Perhaps we all should have seen this season coming, therefore. We missed out on the title in a manner that was excruciatingly ‘typical Liverpool’, but we’d proven to Manchester City that we could stand up to them and if they weren’t at their very best then we’d surpass them. Maybe it was inevitable that, rather than wringing our hands and biting our nails as we watching the Reds creep towards a first title in over thirty years, we’d do it at a canter. Whilst nothing’s been won yet, a win over West Ham would see us have a nineteen point lead, should both us and Pep Guardiola’s team win all of our remaining games. Yes, it would be ‘typical Liverpool’ to somehow contrive a way of losing that, but I don’t think that this Jürgen Klopp team has got that in it. You heard that from the Anfield crowd when the full-time whistle went yesterday. It was part defiance at getting to rub it into Manc faces and part unwavering belief.

Soak Up Every Second Of It Now

There’s a world in which we lose a match or two before the season has reached its conclusion. Wolverhampton Wanderers will have a sense of being aggrieved after the game at Anfield, to say nothing of the fact that we’ve beaten them three times in a row. Manchester City and Everton will both be absolutely determined to stop us from going the entire campaign unbeaten, so they’ll both offer tough opposition at their home grounds. Yet the vast majority of our toughest games are now out of the way, so it’s difficult to envisage a world in which we drop sixteen points from here, let alone nineteen if we win that game in hand. There are many tough tests ahead, but none tougher than the ones that we’ve already faced. That doesn’t mean that the league title is already won, far from it, but it does mean that every win from here takes us one step closer to it and we should enjoy every one of them.
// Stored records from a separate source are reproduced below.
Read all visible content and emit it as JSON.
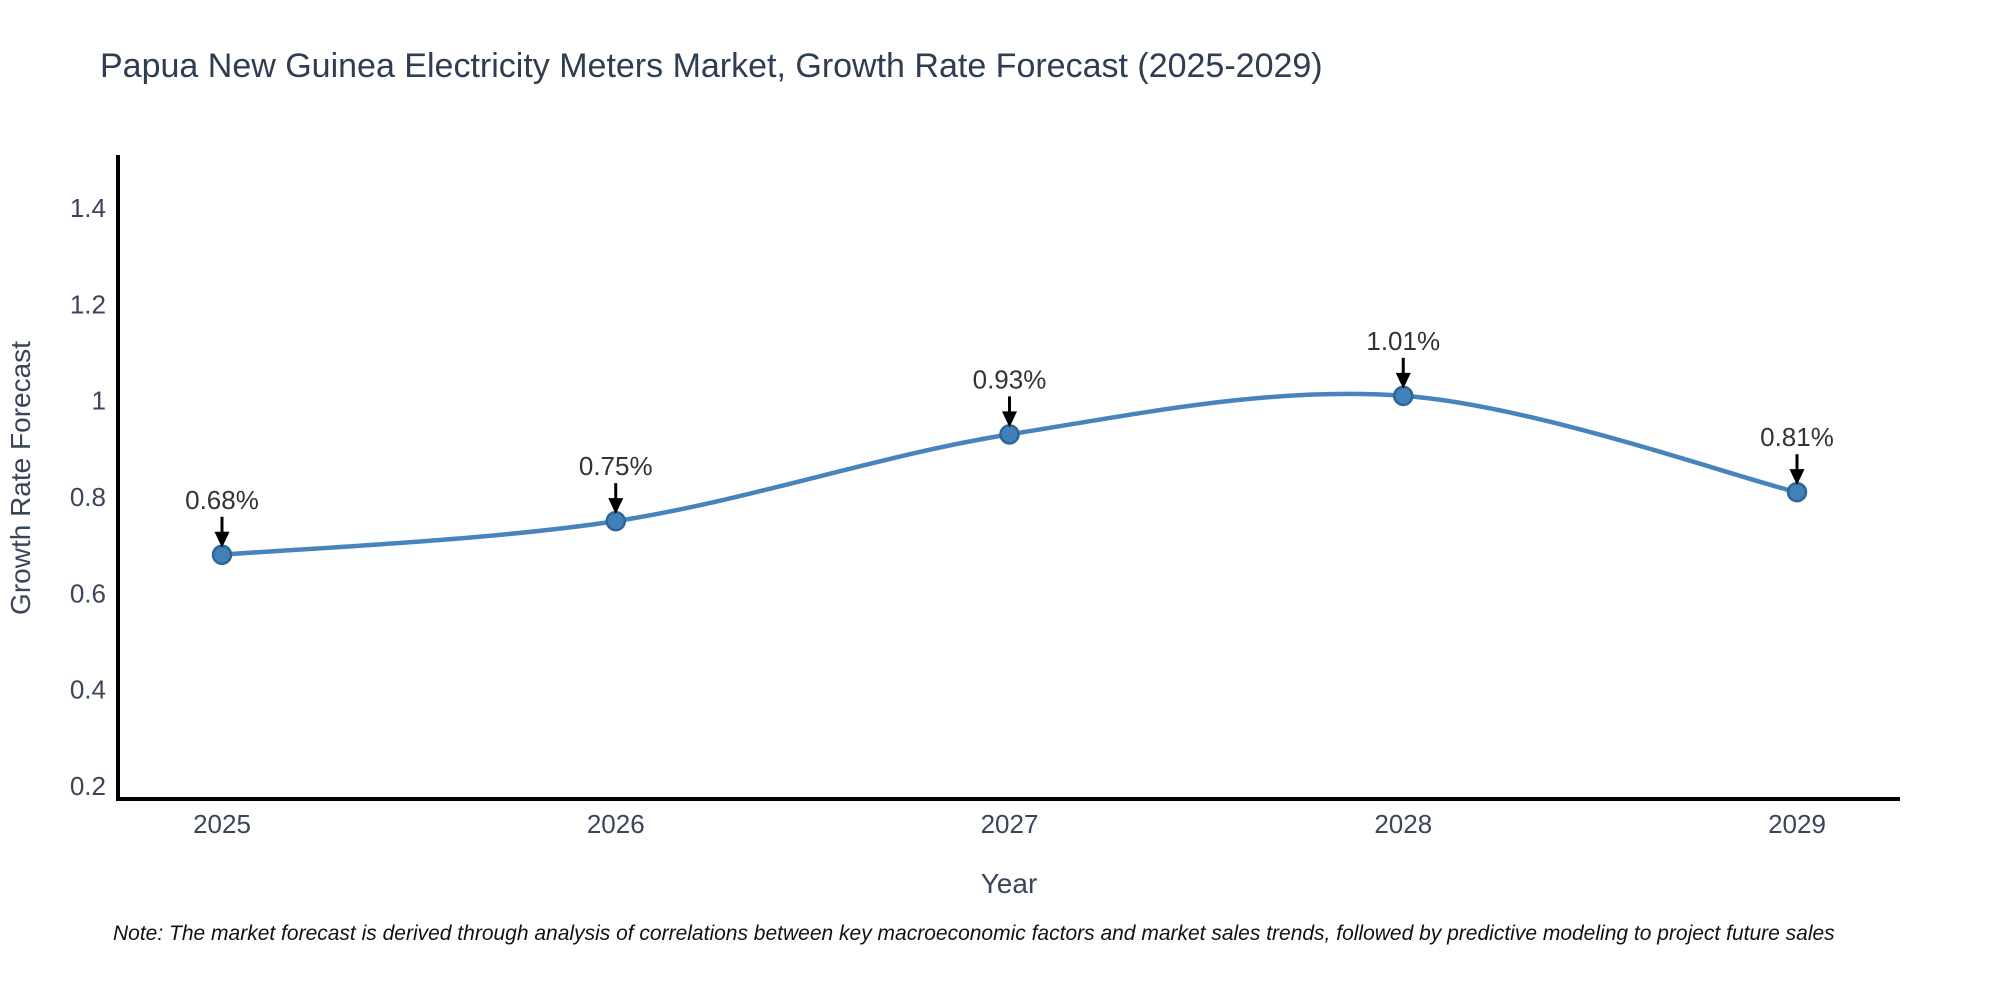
{
  "note": "Note: The market forecast is derived through analysis of correlations between key macroeconomic factors and market sales trends, followed by predictive modeling to project future sales",
  "chart_data": {
    "type": "line",
    "title": "Papua New Guinea Electricity Meters Market, Growth Rate Forecast (2025-2029)",
    "xlabel": "Year",
    "ylabel": "Growth Rate Forecast",
    "x": [
      "2025",
      "2026",
      "2027",
      "2028",
      "2029"
    ],
    "values": [
      0.68,
      0.75,
      0.93,
      1.01,
      0.81
    ],
    "point_labels": [
      "0.68%",
      "0.75%",
      "0.93%",
      "1.01%",
      "0.81%"
    ],
    "ytick_values": [
      1.4,
      1.2,
      1.0,
      0.8,
      0.6,
      0.4,
      0.2
    ],
    "ytick_labels": [
      "1.4",
      "1.2",
      "1",
      "0.8",
      "0.6",
      "0.4",
      "0.2"
    ],
    "ylim": [
      0.17,
      1.5
    ],
    "grid": false,
    "legend": "none",
    "annotation_style": "black arrow pointing down to each marker",
    "colors": {
      "line": "#4684bb",
      "marker_fill": "#4181b8",
      "marker_edge": "#2e6496",
      "axis_line": "#000000",
      "title_text": "#2e3d52",
      "tick_text": "#3a4559",
      "annotation_text": "#333333",
      "arrow": "#000000",
      "note_text": "#111111",
      "background": "#ffffff"
    }
  }
}
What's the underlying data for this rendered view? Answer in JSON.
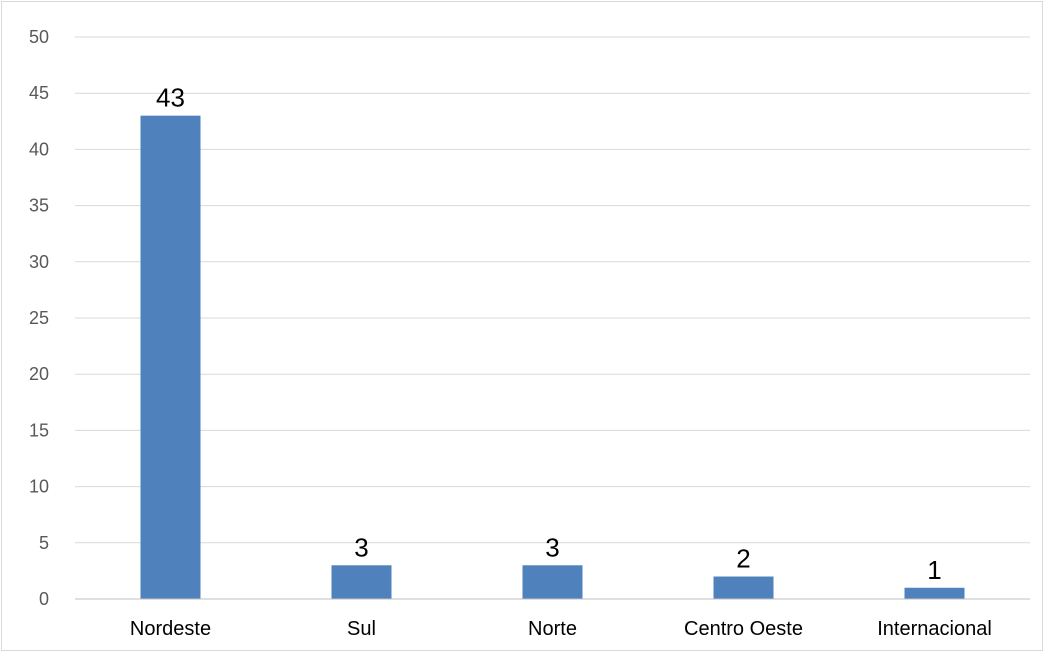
{
  "chart_data": {
    "type": "bar",
    "title": "",
    "xlabel": "",
    "ylabel": "",
    "categories": [
      "Nordeste",
      "Sul",
      "Norte",
      "Centro Oeste",
      "Internacional"
    ],
    "values": [
      43,
      3,
      3,
      2,
      1
    ],
    "ylim": [
      0,
      50
    ],
    "yticks": [
      0,
      5,
      10,
      15,
      20,
      25,
      30,
      35,
      40,
      45,
      50
    ],
    "grid": true,
    "legend": "none",
    "data_labels": true
  },
  "colors": {
    "bar": "#4f81bd",
    "grid": "#d9d9d9",
    "axis": "#bfbfbf"
  }
}
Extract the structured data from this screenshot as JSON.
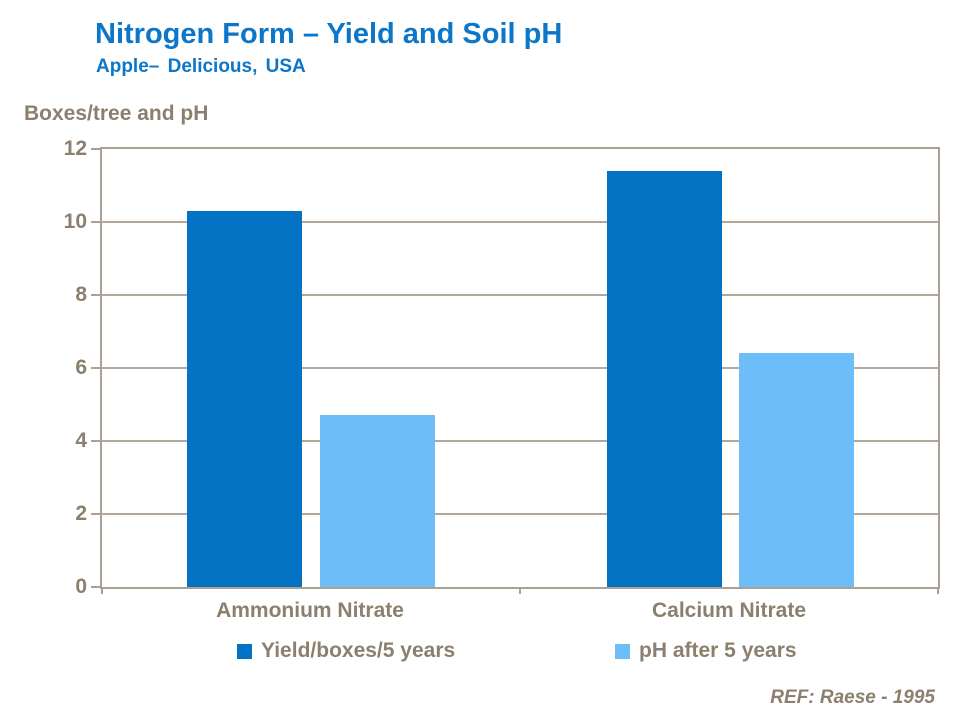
{
  "slide": {
    "title": "Nitrogen Form – Yield and Soil pH",
    "subtitle": "Apple– Delicious, USA",
    "axis_title": "Boxes/tree and pH",
    "ref": "REF: Raese - 1995"
  },
  "colors": {
    "title_blue": "#0c76c8",
    "yield_bar_blue": "#0473c4",
    "ph_bar_light_blue": "#6cbdf8",
    "text_brown_gray": "#8c7f6e",
    "grid_line": "#aba094"
  },
  "chart_data": {
    "type": "bar",
    "title": "Nitrogen Form – Yield and Soil pH",
    "subtitle": "Apple– Delicious, USA",
    "categories": [
      "Ammonium Nitrate",
      "Calcium Nitrate"
    ],
    "series": [
      {
        "name": "Yield/boxes/5 years",
        "values": [
          10.3,
          11.4
        ],
        "color": "#0473c4"
      },
      {
        "name": "pH after 5 years",
        "values": [
          4.7,
          6.4
        ],
        "color": "#6cbdf8"
      }
    ],
    "xlabel": "",
    "ylabel": "Boxes/tree and pH",
    "ylim": [
      0,
      12
    ],
    "yticks": [
      0,
      2,
      4,
      6,
      8,
      10,
      12
    ],
    "grid": "horizontal",
    "legend_position": "bottom",
    "annotation": "REF: Raese - 1995"
  }
}
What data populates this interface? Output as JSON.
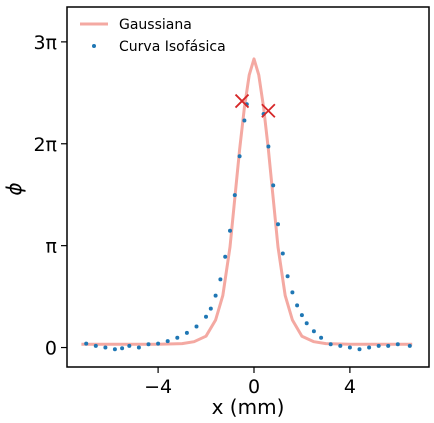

On top of that is the fact that we’re currently watching a team ply its trade that might well turn out to be better than anything that the game’s ever seen. It’s more than a little bit possible that we break Manchester City’s one hundred point record, win the league earlier in the campaign than any other side and defend our Champions League title. We’re already achieving things that no other side has done across a thirty-eight game run, so it’s absolutely right that this team is spoken of as being one of the greatest. Add into that the fact that Jürgen Klopp has revitalised the club in a manner akin to Bill Shankly and you can see that we truly are living in halcyon times. Is absolutely don’t want to come out of the other side of it and realise that I didn’t really enjoy it because I was too busy worrying that it would all go wrong. It might finally be time to put to bed the idea of ‘typical Liverpool’ being glorious failure. Instead it’s just glorious.